El canciller Pablo Quirno quedó en el centro de la polémica tras defender la reforma de la Ley de Tierras y afirmó que un inversor extranjero podría adquirir «un pueblo o una provincia entera» si cumple con las condiciones legales.
La declaración se produjo durante una entrevista en A24, en medio del debate por el proyecto oficialista de «Inviolabilidad de la Propiedad Privada», que incluía modificaciones al régimen de tierras rurales.
La controversia comenzó cuando el periodista Eduardo Feinmann le planteó un escenario extremo sobre el alcance de la iniciativa. «Si un extranjero viene y se quiere comprar una provincia, ¿puede?», preguntó. «Y sí», respondió Quirno.
Luego agregó que «no hay intención de venderle la Patagonia a nadie», aunque sostuvo que un extranjero «podría comprar un pueblo o una provincia entera» porque, según afirmó, eso «trae beneficios para la Argentina». Las declaraciones generaron una inmediata repercusión política y reavivaron el debate sobre la extranjerización de las tierras rurales.
Qué dice la Ley de Tierras
La Ley 26.737, sancionada en 2011, limita la compra de tierras rurales por parte de personas y empresas extranjeras.
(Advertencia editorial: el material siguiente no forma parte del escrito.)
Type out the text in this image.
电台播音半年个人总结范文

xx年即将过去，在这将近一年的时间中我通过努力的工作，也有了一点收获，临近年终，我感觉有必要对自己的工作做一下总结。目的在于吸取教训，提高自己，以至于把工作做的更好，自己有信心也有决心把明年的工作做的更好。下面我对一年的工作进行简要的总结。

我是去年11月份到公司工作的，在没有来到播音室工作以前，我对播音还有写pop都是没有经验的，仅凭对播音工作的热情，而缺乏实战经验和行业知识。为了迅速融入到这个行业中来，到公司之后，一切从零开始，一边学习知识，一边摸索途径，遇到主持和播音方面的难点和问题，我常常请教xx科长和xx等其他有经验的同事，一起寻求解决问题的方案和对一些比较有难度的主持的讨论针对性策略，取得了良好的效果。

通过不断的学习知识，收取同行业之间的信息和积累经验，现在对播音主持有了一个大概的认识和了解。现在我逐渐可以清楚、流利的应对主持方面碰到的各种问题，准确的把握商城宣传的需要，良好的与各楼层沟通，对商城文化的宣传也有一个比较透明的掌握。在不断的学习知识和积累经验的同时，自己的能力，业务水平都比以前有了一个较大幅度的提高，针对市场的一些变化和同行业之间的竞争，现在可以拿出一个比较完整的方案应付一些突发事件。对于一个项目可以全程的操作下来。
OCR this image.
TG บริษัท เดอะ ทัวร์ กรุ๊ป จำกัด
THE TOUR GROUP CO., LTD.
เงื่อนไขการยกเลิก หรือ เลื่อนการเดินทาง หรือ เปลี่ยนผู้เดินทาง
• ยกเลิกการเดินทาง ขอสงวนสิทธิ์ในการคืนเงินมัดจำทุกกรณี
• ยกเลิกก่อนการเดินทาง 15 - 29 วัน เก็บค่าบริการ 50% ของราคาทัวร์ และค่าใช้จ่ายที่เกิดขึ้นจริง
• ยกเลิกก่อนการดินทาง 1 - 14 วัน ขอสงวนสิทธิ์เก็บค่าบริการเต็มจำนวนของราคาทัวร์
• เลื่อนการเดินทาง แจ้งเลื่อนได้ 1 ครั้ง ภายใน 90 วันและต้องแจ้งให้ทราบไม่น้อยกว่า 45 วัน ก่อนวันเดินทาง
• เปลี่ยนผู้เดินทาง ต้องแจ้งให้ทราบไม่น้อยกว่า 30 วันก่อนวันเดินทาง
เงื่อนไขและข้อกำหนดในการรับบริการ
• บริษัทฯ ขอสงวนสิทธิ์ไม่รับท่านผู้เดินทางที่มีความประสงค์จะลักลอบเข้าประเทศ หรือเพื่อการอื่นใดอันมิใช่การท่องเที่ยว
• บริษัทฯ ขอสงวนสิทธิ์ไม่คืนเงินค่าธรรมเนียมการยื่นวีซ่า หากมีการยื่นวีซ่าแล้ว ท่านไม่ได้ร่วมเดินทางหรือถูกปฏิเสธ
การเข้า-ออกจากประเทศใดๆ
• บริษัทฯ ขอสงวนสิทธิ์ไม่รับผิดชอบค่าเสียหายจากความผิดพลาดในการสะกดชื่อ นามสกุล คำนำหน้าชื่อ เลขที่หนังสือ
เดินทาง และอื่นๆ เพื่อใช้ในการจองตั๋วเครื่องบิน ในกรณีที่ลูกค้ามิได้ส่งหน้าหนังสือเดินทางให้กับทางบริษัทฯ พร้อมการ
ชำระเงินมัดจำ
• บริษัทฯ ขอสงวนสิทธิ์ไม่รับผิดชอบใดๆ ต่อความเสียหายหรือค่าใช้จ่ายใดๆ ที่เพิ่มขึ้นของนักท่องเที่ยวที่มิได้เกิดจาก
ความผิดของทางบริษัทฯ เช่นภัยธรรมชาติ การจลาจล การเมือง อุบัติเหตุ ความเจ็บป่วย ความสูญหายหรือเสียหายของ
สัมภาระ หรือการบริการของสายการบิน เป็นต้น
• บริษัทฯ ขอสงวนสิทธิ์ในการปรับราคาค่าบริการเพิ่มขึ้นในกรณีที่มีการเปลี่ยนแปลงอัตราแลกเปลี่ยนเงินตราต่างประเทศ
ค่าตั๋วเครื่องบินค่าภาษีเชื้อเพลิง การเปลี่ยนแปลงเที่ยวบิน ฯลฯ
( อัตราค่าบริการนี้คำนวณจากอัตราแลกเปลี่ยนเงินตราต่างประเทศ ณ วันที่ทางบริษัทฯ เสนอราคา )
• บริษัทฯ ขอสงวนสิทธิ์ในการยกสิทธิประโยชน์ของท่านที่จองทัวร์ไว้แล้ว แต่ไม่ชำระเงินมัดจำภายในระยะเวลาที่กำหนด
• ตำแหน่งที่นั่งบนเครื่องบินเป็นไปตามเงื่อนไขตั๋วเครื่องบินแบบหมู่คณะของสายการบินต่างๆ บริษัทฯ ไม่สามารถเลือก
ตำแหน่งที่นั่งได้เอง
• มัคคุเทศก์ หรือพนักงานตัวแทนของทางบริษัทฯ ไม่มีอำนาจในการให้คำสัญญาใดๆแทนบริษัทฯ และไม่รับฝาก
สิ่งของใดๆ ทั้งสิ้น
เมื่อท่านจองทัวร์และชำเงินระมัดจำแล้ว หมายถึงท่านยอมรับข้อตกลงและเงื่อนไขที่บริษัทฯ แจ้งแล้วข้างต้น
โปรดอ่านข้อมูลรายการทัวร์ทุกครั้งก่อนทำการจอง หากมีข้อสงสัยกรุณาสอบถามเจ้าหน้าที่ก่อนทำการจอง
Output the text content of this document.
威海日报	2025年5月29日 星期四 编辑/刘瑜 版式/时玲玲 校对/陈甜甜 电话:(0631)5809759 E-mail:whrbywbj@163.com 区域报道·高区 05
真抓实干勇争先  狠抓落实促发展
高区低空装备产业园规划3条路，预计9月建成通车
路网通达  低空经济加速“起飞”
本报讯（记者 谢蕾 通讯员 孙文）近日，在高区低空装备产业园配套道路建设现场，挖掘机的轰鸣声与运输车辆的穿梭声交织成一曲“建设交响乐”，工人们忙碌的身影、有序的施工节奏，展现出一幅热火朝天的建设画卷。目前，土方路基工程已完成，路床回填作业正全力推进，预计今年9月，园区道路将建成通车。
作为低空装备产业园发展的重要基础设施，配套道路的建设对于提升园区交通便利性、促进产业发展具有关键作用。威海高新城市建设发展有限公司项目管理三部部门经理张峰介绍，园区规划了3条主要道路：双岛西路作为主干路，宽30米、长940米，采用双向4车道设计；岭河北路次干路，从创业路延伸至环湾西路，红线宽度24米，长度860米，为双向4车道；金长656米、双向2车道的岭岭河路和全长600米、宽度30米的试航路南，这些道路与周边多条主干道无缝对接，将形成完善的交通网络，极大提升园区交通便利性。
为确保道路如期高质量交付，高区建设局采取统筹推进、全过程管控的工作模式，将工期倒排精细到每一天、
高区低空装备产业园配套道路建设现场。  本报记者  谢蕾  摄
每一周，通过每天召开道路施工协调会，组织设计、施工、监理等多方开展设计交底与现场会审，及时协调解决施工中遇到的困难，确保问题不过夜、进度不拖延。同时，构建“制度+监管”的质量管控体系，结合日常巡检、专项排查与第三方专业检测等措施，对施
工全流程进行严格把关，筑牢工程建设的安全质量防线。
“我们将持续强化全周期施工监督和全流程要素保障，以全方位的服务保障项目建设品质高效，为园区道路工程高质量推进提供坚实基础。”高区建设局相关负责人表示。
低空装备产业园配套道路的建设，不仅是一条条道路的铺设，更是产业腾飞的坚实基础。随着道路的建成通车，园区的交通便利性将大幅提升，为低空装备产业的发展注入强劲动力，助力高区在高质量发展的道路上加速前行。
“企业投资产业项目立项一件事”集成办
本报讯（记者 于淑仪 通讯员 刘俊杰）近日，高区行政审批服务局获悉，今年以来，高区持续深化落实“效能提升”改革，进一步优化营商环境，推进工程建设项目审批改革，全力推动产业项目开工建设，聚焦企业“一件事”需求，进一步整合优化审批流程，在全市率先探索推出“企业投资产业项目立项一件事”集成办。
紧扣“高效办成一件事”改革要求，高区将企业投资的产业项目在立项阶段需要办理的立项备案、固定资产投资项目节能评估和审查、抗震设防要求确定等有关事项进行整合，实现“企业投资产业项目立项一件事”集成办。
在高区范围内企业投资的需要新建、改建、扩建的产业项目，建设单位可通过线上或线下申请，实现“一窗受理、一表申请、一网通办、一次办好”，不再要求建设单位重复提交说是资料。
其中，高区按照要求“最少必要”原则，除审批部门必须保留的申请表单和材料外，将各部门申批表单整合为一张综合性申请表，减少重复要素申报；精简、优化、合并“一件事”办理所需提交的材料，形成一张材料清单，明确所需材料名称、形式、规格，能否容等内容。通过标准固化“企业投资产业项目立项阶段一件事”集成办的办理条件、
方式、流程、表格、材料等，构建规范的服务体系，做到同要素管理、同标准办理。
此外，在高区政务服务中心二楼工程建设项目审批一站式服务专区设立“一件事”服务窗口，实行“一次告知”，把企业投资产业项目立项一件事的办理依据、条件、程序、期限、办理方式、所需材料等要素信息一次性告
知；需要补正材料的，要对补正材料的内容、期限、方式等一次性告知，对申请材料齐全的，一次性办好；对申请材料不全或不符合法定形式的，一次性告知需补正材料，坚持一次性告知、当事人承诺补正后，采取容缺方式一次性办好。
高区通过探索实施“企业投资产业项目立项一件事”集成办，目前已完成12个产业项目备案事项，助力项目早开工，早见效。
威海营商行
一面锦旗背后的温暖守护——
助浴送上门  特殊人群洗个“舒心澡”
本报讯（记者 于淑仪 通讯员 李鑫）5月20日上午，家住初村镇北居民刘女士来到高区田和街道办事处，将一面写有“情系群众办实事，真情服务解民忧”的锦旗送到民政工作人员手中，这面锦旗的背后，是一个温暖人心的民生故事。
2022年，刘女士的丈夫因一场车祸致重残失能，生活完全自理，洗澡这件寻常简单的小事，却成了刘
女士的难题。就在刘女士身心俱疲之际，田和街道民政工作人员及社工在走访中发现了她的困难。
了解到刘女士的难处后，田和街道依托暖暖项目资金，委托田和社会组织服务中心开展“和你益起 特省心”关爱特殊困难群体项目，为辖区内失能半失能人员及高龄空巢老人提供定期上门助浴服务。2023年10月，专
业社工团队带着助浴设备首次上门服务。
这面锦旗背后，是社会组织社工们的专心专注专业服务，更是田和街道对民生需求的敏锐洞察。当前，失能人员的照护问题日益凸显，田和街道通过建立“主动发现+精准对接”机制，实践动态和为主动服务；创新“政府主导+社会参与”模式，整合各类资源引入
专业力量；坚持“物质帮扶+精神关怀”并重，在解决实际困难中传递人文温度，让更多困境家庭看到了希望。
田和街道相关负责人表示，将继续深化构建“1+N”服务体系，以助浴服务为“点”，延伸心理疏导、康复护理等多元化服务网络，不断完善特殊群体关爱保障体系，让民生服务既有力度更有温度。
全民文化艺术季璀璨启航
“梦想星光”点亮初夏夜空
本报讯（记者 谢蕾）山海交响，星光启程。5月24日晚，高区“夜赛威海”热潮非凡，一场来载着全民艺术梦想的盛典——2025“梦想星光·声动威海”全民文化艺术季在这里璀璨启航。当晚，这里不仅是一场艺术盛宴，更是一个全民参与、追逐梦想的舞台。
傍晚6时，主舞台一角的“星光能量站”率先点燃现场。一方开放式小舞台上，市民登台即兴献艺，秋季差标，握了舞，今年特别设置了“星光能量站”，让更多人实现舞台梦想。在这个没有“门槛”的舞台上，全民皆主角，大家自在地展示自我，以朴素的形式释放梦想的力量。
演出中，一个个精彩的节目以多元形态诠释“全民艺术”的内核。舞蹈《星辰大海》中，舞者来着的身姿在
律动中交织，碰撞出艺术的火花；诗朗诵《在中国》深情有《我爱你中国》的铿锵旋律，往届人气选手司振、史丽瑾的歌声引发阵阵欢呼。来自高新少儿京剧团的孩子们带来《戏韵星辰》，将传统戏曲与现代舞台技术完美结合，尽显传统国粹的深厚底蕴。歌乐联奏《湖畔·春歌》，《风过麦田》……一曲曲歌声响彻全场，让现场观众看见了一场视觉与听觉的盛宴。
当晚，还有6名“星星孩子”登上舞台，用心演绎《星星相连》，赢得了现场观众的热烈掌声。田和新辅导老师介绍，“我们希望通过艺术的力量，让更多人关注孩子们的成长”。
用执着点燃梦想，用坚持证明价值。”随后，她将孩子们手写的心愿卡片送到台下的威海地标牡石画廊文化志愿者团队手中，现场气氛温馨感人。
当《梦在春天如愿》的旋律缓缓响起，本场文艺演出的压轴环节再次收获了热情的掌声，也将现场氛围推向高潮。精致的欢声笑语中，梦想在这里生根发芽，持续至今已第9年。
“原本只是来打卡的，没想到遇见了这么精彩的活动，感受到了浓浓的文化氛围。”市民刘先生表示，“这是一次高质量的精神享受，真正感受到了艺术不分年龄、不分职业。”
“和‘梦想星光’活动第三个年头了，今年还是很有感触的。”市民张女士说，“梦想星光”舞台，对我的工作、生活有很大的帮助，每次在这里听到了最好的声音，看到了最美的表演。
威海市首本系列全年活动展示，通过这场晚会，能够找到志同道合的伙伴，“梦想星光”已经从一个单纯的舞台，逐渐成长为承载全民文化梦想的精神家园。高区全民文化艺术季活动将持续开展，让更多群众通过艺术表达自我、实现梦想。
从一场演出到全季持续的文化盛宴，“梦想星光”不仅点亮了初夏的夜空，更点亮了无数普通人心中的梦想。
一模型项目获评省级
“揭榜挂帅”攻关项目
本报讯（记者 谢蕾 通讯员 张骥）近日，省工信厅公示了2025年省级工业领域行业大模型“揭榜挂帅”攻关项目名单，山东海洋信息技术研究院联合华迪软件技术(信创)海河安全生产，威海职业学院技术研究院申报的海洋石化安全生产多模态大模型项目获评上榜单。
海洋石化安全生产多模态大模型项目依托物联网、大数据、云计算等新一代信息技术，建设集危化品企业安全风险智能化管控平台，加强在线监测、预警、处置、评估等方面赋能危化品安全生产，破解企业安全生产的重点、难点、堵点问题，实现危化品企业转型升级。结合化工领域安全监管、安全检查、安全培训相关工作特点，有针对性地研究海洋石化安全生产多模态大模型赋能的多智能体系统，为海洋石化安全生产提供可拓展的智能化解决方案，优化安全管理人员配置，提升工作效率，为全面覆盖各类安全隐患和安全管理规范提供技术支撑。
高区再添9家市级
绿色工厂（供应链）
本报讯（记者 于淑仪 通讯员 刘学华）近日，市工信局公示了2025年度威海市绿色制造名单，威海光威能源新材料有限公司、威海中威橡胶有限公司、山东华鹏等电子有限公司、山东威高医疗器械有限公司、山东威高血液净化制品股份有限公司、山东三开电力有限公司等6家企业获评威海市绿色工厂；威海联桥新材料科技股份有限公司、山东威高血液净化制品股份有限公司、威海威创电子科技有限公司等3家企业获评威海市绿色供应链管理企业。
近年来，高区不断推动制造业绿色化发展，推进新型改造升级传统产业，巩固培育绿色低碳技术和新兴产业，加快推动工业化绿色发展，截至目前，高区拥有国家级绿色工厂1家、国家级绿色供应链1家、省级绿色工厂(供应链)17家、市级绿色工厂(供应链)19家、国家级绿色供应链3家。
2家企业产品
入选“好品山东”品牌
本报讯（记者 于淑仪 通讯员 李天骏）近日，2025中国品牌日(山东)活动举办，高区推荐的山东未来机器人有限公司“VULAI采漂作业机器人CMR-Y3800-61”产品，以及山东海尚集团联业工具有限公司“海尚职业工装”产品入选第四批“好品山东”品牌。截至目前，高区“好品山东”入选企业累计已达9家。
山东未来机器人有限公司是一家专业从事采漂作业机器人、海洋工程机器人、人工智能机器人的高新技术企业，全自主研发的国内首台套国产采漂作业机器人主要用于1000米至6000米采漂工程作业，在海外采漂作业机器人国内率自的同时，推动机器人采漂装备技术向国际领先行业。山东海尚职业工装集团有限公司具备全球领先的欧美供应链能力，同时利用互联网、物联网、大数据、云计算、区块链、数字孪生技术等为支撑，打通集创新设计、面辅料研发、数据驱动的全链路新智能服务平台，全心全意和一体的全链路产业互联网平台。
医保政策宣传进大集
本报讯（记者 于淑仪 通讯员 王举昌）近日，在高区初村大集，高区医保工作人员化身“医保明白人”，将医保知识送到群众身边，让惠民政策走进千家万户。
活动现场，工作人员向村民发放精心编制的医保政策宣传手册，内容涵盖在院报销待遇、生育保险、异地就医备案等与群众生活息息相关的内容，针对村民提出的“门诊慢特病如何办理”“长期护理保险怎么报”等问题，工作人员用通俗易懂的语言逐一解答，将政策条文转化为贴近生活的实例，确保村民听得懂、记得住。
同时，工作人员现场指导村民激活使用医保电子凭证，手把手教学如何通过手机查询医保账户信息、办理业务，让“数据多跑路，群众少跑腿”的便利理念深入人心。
La normativa establece que la titularidad extranjera no puede superar el 15% del total de las tierras rurales del país, de cada provincia y de cada municipio. También fija restricciones para evitar la concentración de grandes extensiones en manos de un mismo titular o de capitales de un mismo origen.
El proyecto del Gobierno
El oficialismo propuso modificar ese régimen con el argumento de atraer inversiones y fortalecer las garantías sobre la propiedad privada. Sin embargo, la iniciativa despertó el rechazo de gobernadores, legisladores, especialistas y organizaciones sociales, que advirtieron sobre el impacto que una mayor apertura podría tener sobre zonas de frontera, recursos hídricos, áreas productivas y territorios estratégicos.
Finalmente, ante la falta de los votos necesarios en el Senado, el Gobierno resolvió retirar el capítulo referido a la Ley de Tierras para asegurar el tratamiento del resto del proyecto.
Un debate que sigue abierto
Aunque el oficialismo dio marcha atrás con la reforma, las declaraciones de Quirno volvieron a instalar una discusión histórica sobre los límites a la compra de tierras por parte de extranjeros y el equilibrio entre la atracción de inversiones y la preservación de la soberanía sobre recursos estratégicos para la Argentina.